Love is blind〜無口で無愛想な作家は抑えられない独占愛を綴る〜
「一回が長いし激し過ぎるよ……」
「す、すみません。つい夢中になってしまいました」

 申し訳なさそうに話すものの、瑠維は今も春香の中に身を沈めたままだった。

「春香さんの前だと余裕がなくなってしまうんです……本当にすみません」

 しかし彼が出ようとしたのを止めたのは春香の方で、瑠維の腰に足を回すと自分の方へぎゅっと引き寄せる。

「は、春香さん……?」
「瑠維くんが可愛すぎるんだもん。離れたくなくなっちゃうよ……」

 彼と繋がっているだけで幸せな気分になれる。だからこそ少しでも長く瑠維を自分の中に引き留めていたくなってしまった。

「あの、そろそろお風呂に行きますか?」
「……もう少し私の中にいて欲しいって言ったら、いてくれる?」

 瑠維が頬を染めながら、困ったように口を結ぶ。

「春香さん、それは僕にとってはご褒美でしかありませんよ。でもシャワーを浴びたいと言ったのも春香さんですから、好きな方を選んでください」

 そうやってすぐに私を甘やかすんだから……だからこんなに幸せな気分に浸れてしまう。

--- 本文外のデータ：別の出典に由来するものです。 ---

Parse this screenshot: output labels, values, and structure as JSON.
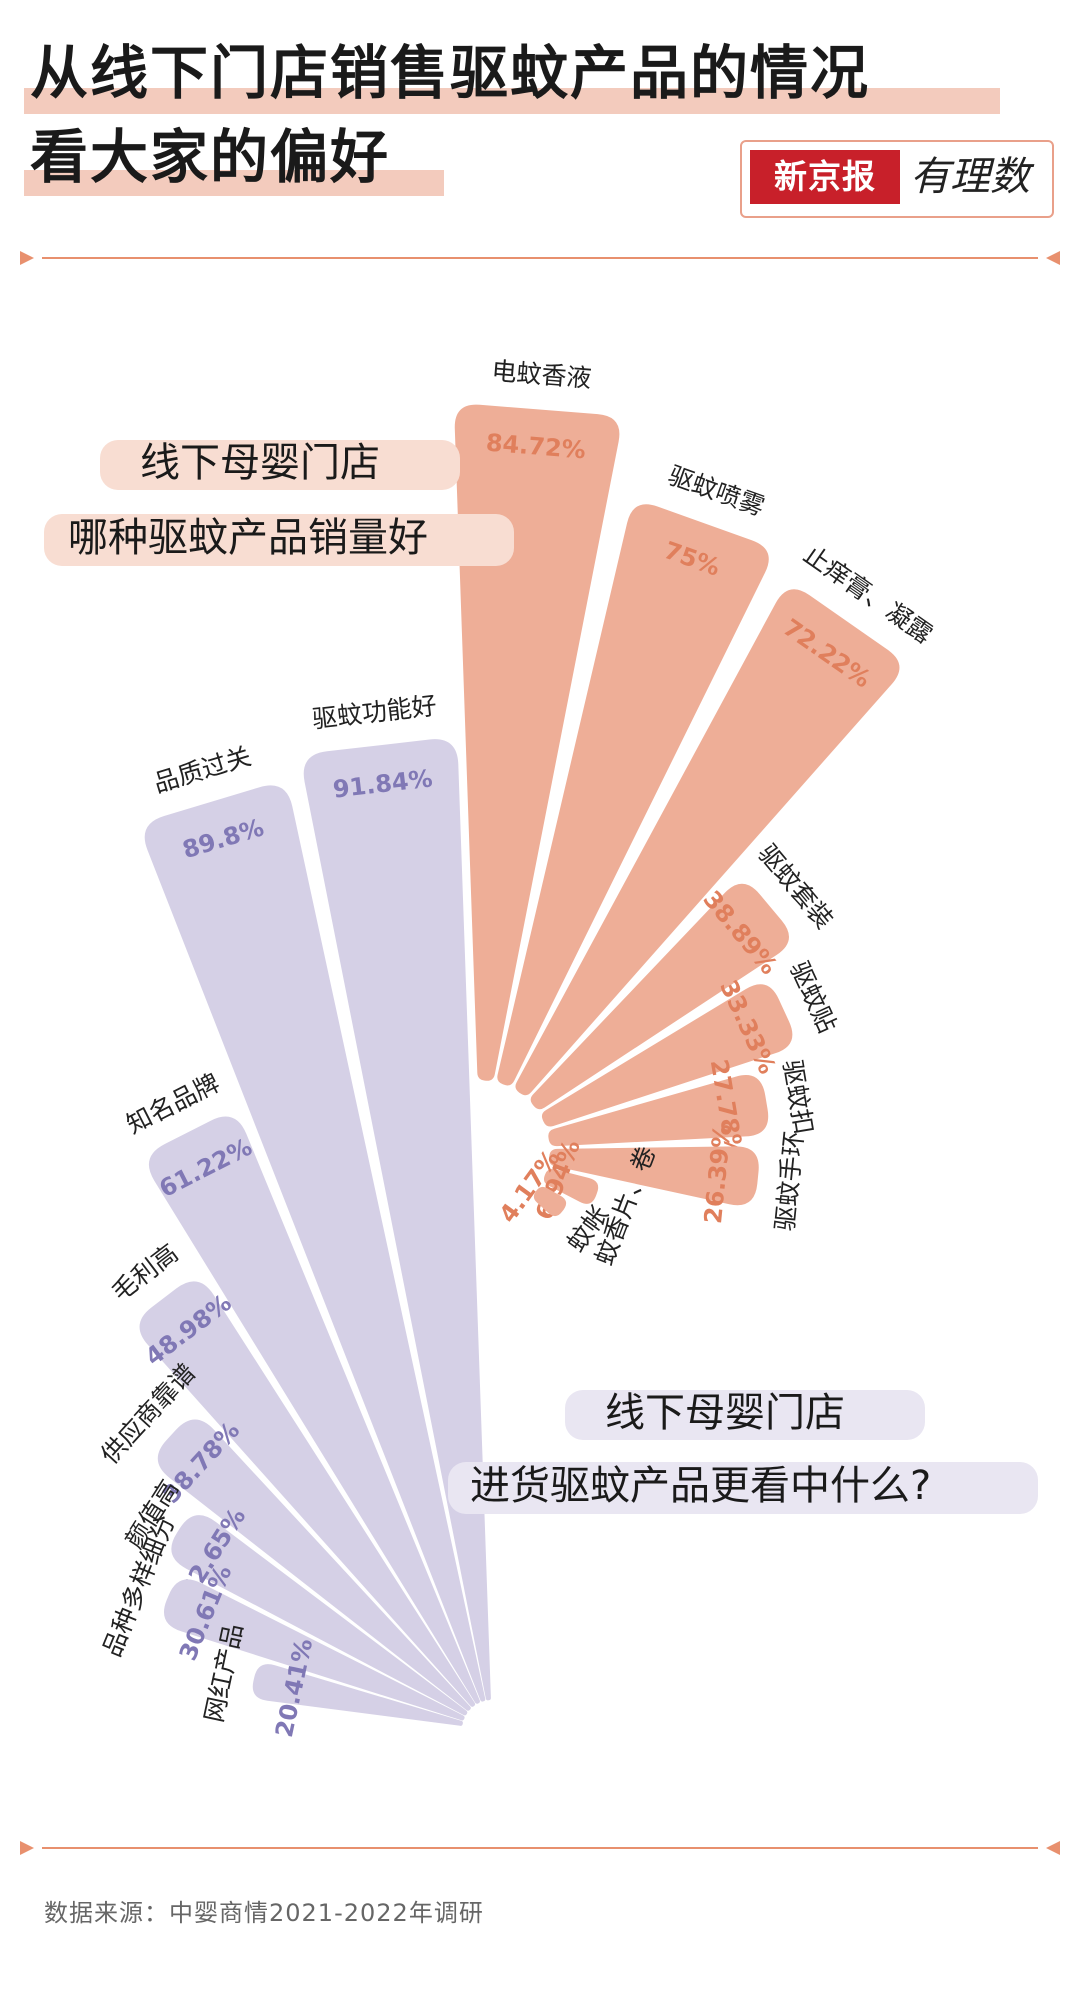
{
  "title": {
    "line1": "从线下门店销售驱蚊产品的情况",
    "line2": "看大家的偏好"
  },
  "logo": {
    "brand": "新京报",
    "sub": "有理数"
  },
  "source": "数据来源：中婴商情2021-2022年调研",
  "colors": {
    "accent_orange": "#e8906e",
    "title_highlight": "#f3cbbd",
    "sales_fill": "#eeae97",
    "sales_text": "#e07f5c",
    "purchase_fill": "#d5d0e6",
    "purchase_text": "#8078b5"
  },
  "chart_data": [
    {
      "type": "bar",
      "layout": "radial",
      "title_lines": [
        "线下母婴门店",
        "哪种驱蚊产品销量好"
      ],
      "categories": [
        "电蚊香液",
        "驱蚊喷雾",
        "止痒膏、凝露",
        "驱蚊套装",
        "驱蚊贴",
        "驱蚊扣",
        "驱蚊手环",
        "蚊香片、卷",
        "蚊帐"
      ],
      "values": [
        84.72,
        75,
        72.22,
        38.89,
        33.33,
        27.78,
        26.39,
        6.94,
        4.17
      ],
      "value_labels": [
        "84.72%",
        "75%",
        "72.22%",
        "38.89%",
        "33.33%",
        "27.78%",
        "26.39%",
        "6.94%",
        "4.17%"
      ],
      "unit": "%"
    },
    {
      "type": "bar",
      "layout": "radial",
      "title_lines": [
        "线下母婴门店",
        "进货驱蚊产品更看中什么?"
      ],
      "categories": [
        "驱蚊功能好",
        "品质过关",
        "知名品牌",
        "毛利高",
        "供应商靠谱",
        "颜值高",
        "品种多样细分",
        "网红产品"
      ],
      "values": [
        91.84,
        89.8,
        61.22,
        48.98,
        38.78,
        32.65,
        30.61,
        20.41
      ],
      "value_labels": [
        "91.84%",
        "89.8%",
        "61.22%",
        "48.98%",
        "38.78%",
        "32.65%",
        "30.61%",
        "20.41%"
      ],
      "unit": "%"
    }
  ]
}
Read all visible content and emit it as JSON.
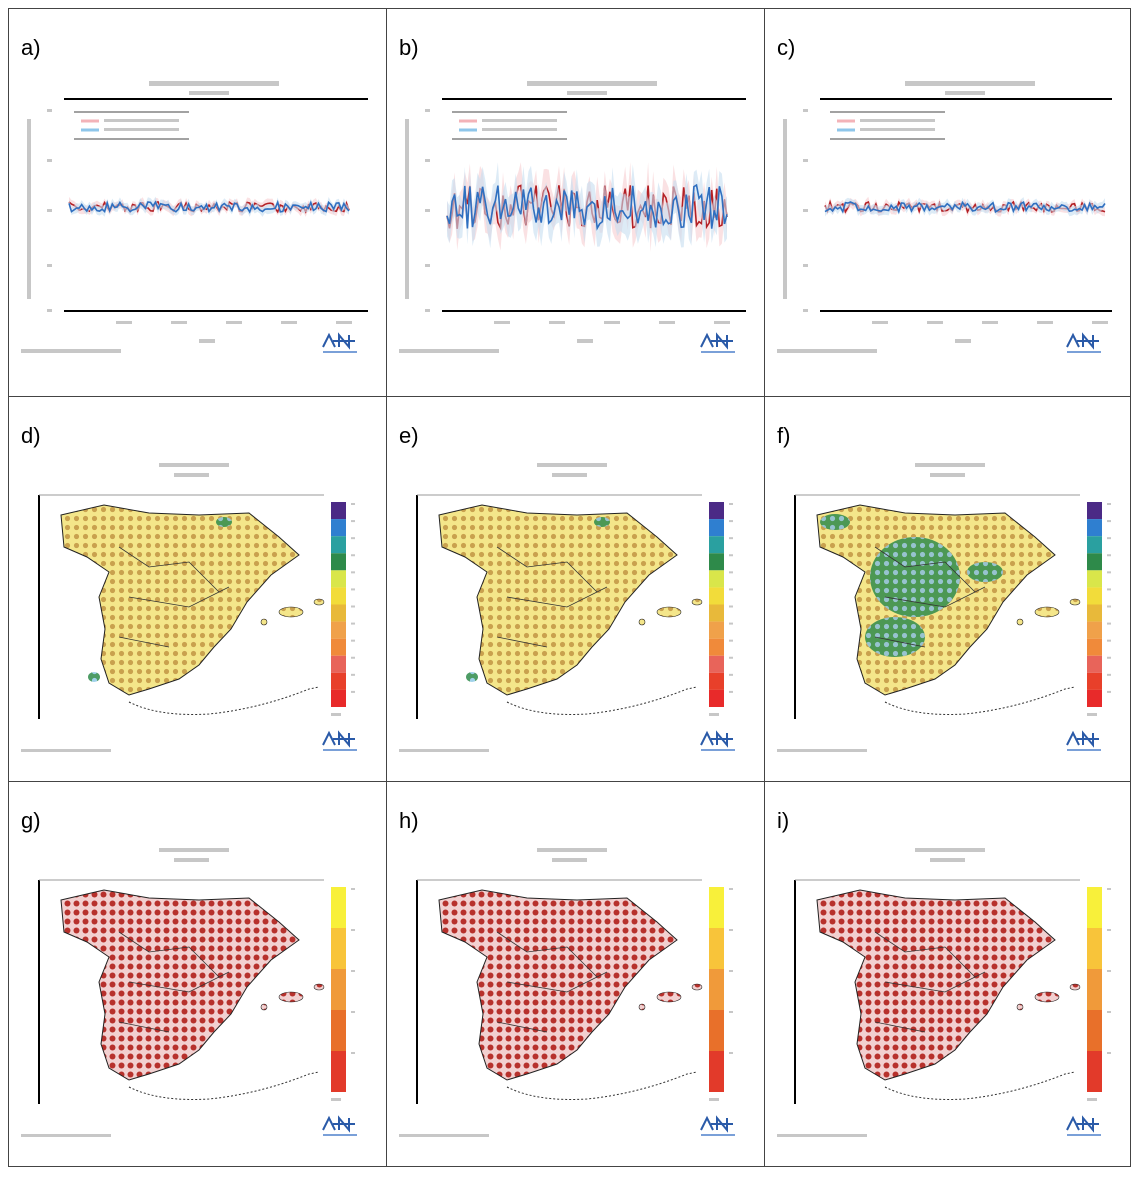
{
  "panels": [
    {
      "label": "a)"
    },
    {
      "label": "b)"
    },
    {
      "label": "c)"
    },
    {
      "label": "d)"
    },
    {
      "label": "e)"
    },
    {
      "label": "f)"
    },
    {
      "label": "g)"
    },
    {
      "label": "h)"
    },
    {
      "label": "i)"
    }
  ]
}
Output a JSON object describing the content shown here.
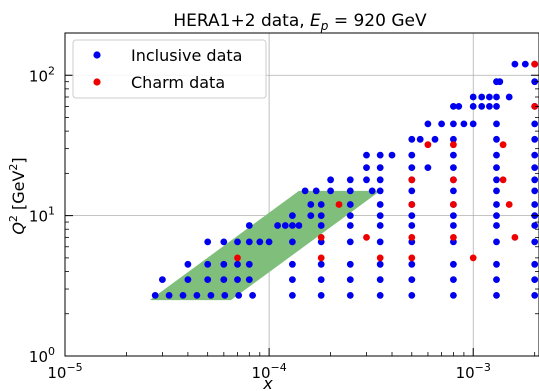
{
  "chart_data": {
    "type": "scatter",
    "title_text": "HERA1+2 data, ",
    "title_var": "E",
    "title_sub": "p",
    "title_value": " = 920 GeV",
    "xlabel": "x",
    "ylabel_var": "Q",
    "ylabel_sup": "2",
    "ylabel_unit_pre": " [GeV",
    "ylabel_unit_sup": "2",
    "ylabel_unit_post": "]",
    "x_scale": "log",
    "y_scale": "log",
    "xlim": [
      1e-05,
      0.0021
    ],
    "ylim": [
      1,
      200
    ],
    "grid": true,
    "legend_position": "top-left",
    "x_ticks": [
      {
        "value": 1e-05,
        "base": "10",
        "exp": "−5"
      },
      {
        "value": 0.0001,
        "base": "10",
        "exp": "−4"
      },
      {
        "value": 0.001,
        "base": "10",
        "exp": "−3"
      }
    ],
    "y_ticks": [
      {
        "value": 1,
        "base": "10",
        "exp": "0"
      },
      {
        "value": 10,
        "base": "10",
        "exp": "1"
      },
      {
        "value": 100,
        "base": "10",
        "exp": "2"
      }
    ],
    "kinematic_band": {
      "color": "#7fbf7b",
      "points": [
        [
          2.6e-05,
          2.5
        ],
        [
          6.5e-05,
          2.5
        ],
        [
          0.00035,
          15
        ],
        [
          0.00014,
          15
        ]
      ]
    },
    "series": [
      {
        "name": "Inclusive data",
        "color": "#0000ee",
        "points": [
          [
            2.767e-05,
            2.7
          ],
          [
            3.237e-05,
            2.7
          ],
          [
            3.786e-05,
            2.7
          ],
          [
            4.43e-05,
            2.7
          ],
          [
            5.183e-05,
            2.7
          ],
          [
            6.064e-05,
            2.7
          ],
          [
            7.094e-05,
            2.7
          ],
          [
            8.3e-05,
            2.7
          ],
          [
            0.00013,
            2.7
          ],
          [
            0.00018,
            2.7
          ],
          [
            0.00025,
            2.7
          ],
          [
            0.00035,
            2.7
          ],
          [
            0.0005,
            2.7
          ],
          [
            0.0008,
            2.7
          ],
          [
            0.0013,
            2.7
          ],
          [
            0.002,
            2.7
          ],
          [
            3e-05,
            3.5
          ],
          [
            4e-05,
            3.5
          ],
          [
            5e-05,
            3.5
          ],
          [
            6e-05,
            3.5
          ],
          [
            7e-05,
            3.5
          ],
          [
            8e-05,
            3.5
          ],
          [
            0.00013,
            3.5
          ],
          [
            0.00018,
            3.5
          ],
          [
            0.00025,
            3.5
          ],
          [
            0.00035,
            3.5
          ],
          [
            0.0005,
            3.5
          ],
          [
            0.0008,
            3.5
          ],
          [
            0.0013,
            3.5
          ],
          [
            0.002,
            3.5
          ],
          [
            4e-05,
            4.5
          ],
          [
            5e-05,
            4.5
          ],
          [
            6e-05,
            4.5
          ],
          [
            7e-05,
            4.5
          ],
          [
            8e-05,
            4.5
          ],
          [
            0.00013,
            4.5
          ],
          [
            0.00018,
            4.5
          ],
          [
            0.00025,
            4.5
          ],
          [
            0.00035,
            4.5
          ],
          [
            0.0005,
            4.5
          ],
          [
            0.0008,
            4.5
          ],
          [
            0.0013,
            4.5
          ],
          [
            0.002,
            4.5
          ],
          [
            5e-05,
            6.5
          ],
          [
            6e-05,
            6.5
          ],
          [
            7e-05,
            6.5
          ],
          [
            8e-05,
            6.5
          ],
          [
            9e-05,
            6.5
          ],
          [
            0.0001,
            6.5
          ],
          [
            0.00013,
            6.5
          ],
          [
            0.00018,
            6.5
          ],
          [
            0.00025,
            6.5
          ],
          [
            0.00035,
            6.5
          ],
          [
            0.0005,
            6.5
          ],
          [
            0.0008,
            6.5
          ],
          [
            0.0013,
            6.5
          ],
          [
            0.002,
            6.5
          ],
          [
            8e-05,
            8.5
          ],
          [
            0.00011,
            8.5
          ],
          [
            0.00012,
            8.5
          ],
          [
            0.00013,
            8.5
          ],
          [
            0.00014,
            8.5
          ],
          [
            0.00018,
            8.5
          ],
          [
            0.00025,
            8.5
          ],
          [
            0.00035,
            8.5
          ],
          [
            0.0005,
            8.5
          ],
          [
            0.0008,
            8.5
          ],
          [
            0.0013,
            8.5
          ],
          [
            0.002,
            8.5
          ],
          [
            0.00013,
            10
          ],
          [
            0.00016,
            10
          ],
          [
            0.00018,
            10
          ],
          [
            0.00025,
            10
          ],
          [
            0.00035,
            10
          ],
          [
            0.0005,
            10
          ],
          [
            0.0008,
            10
          ],
          [
            0.0013,
            10
          ],
          [
            0.002,
            10
          ],
          [
            0.00016,
            12
          ],
          [
            0.00018,
            12
          ],
          [
            0.00025,
            12
          ],
          [
            0.00035,
            12
          ],
          [
            0.0005,
            12
          ],
          [
            0.0008,
            12
          ],
          [
            0.0013,
            12
          ],
          [
            0.002,
            12
          ],
          [
            0.00015,
            15
          ],
          [
            0.00017,
            15
          ],
          [
            0.0002,
            15
          ],
          [
            0.00025,
            15
          ],
          [
            0.00032,
            15
          ],
          [
            0.00035,
            15
          ],
          [
            0.0005,
            15
          ],
          [
            0.0008,
            15
          ],
          [
            0.0013,
            15
          ],
          [
            0.002,
            15
          ],
          [
            0.0002,
            18
          ],
          [
            0.00025,
            18
          ],
          [
            0.0003,
            18
          ],
          [
            0.00035,
            18
          ],
          [
            0.0005,
            18
          ],
          [
            0.0008,
            18
          ],
          [
            0.0013,
            18
          ],
          [
            0.002,
            18
          ],
          [
            0.0003,
            22
          ],
          [
            0.00035,
            22
          ],
          [
            0.0005,
            22
          ],
          [
            0.0006,
            22
          ],
          [
            0.0008,
            22
          ],
          [
            0.0013,
            22
          ],
          [
            0.002,
            22
          ],
          [
            0.0003,
            27
          ],
          [
            0.00035,
            27
          ],
          [
            0.0004,
            27
          ],
          [
            0.0005,
            27
          ],
          [
            0.0008,
            27
          ],
          [
            0.0013,
            27
          ],
          [
            0.002,
            27
          ],
          [
            0.0005,
            35
          ],
          [
            0.00055,
            35
          ],
          [
            0.00065,
            35
          ],
          [
            0.0008,
            35
          ],
          [
            0.0013,
            35
          ],
          [
            0.002,
            35
          ],
          [
            0.0006,
            45
          ],
          [
            0.0007,
            45
          ],
          [
            0.0008,
            45
          ],
          [
            0.0009,
            45
          ],
          [
            0.001,
            45
          ],
          [
            0.0013,
            45
          ],
          [
            0.002,
            45
          ],
          [
            0.0008,
            60
          ],
          [
            0.00085,
            60
          ],
          [
            0.001,
            60
          ],
          [
            0.0011,
            60
          ],
          [
            0.0012,
            60
          ],
          [
            0.0013,
            60
          ],
          [
            0.002,
            60
          ],
          [
            0.001,
            70
          ],
          [
            0.0011,
            70
          ],
          [
            0.0012,
            70
          ],
          [
            0.0013,
            70
          ],
          [
            0.0015,
            70
          ],
          [
            0.0013,
            90
          ],
          [
            0.00135,
            90
          ],
          [
            0.002,
            90
          ],
          [
            0.0016,
            120
          ],
          [
            0.0018,
            120
          ],
          [
            0.002,
            120
          ]
        ]
      },
      {
        "name": "Charm data",
        "color": "#ee0000",
        "points": [
          [
            7e-05,
            5
          ],
          [
            0.00018,
            5
          ],
          [
            0.00035,
            5
          ],
          [
            0.0005,
            5
          ],
          [
            0.001,
            5
          ],
          [
            0.00018,
            7
          ],
          [
            0.0003,
            7
          ],
          [
            0.0005,
            7
          ],
          [
            0.0008,
            7
          ],
          [
            0.0016,
            7
          ],
          [
            0.00022,
            12
          ],
          [
            0.0005,
            12
          ],
          [
            0.0008,
            12
          ],
          [
            0.0015,
            12
          ],
          [
            0.0005,
            18
          ],
          [
            0.0008,
            18
          ],
          [
            0.0014,
            18
          ],
          [
            0.0008,
            32
          ],
          [
            0.0006,
            32
          ],
          [
            0.0014,
            32
          ],
          [
            0.002,
            60
          ],
          [
            0.002,
            120
          ]
        ]
      }
    ]
  }
}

 春香は足を離して瑠維を解放すると、彼は春香にキスをしながらゆっくりと外へと出てしまった。

 それから瑠維は、残念そうにため息をついた春香の体を抱き上げ、浴室へと向かう。温かな湯気に包まれた浴室に春香を下ろすと、瑠維は曇ったメガネを外して洗濯機の上に置いた。

「やはり外で食べて正解でした」
「あはは。確かにそうかも。あのまま家に帰ったら、二日連続で夕飯にありつけなかった気がする」

 春香の体を、ボディソープをのせた瑠維の手が優しく撫でていく。わざと敏感になっている部分を念入りに洗うので、足がガクガクと震えた。

 春香も瑠維の筋肉質な体を両手で洗うのだが、彼の筋肉質な体に目も心を奪われ、それどころではなくなってしまう。

「瑠維くん、メガネがなくても見えるの?」
「ぼんやりとですが、一応見えてますよ」

 お互いに体を洗い合うと、徐々に先ほどまでの身を焦がすような熱が戻ってくる。体には彼と繋がっていた時の感覚が残っていて、再び求めるように熱くなっていく。

 シャワーで流してから、瑠維が先に浴槽の中に入る。ゆっくりと座って足を広げると、春香を誘うように両手を広げた。

 春香は恥ずかしそうに俯きながら、右足からお湯に入り、瑠維に背を向けるように足の間に座ると、躊躇いがちにそっと彼の胸元に寄りかかった。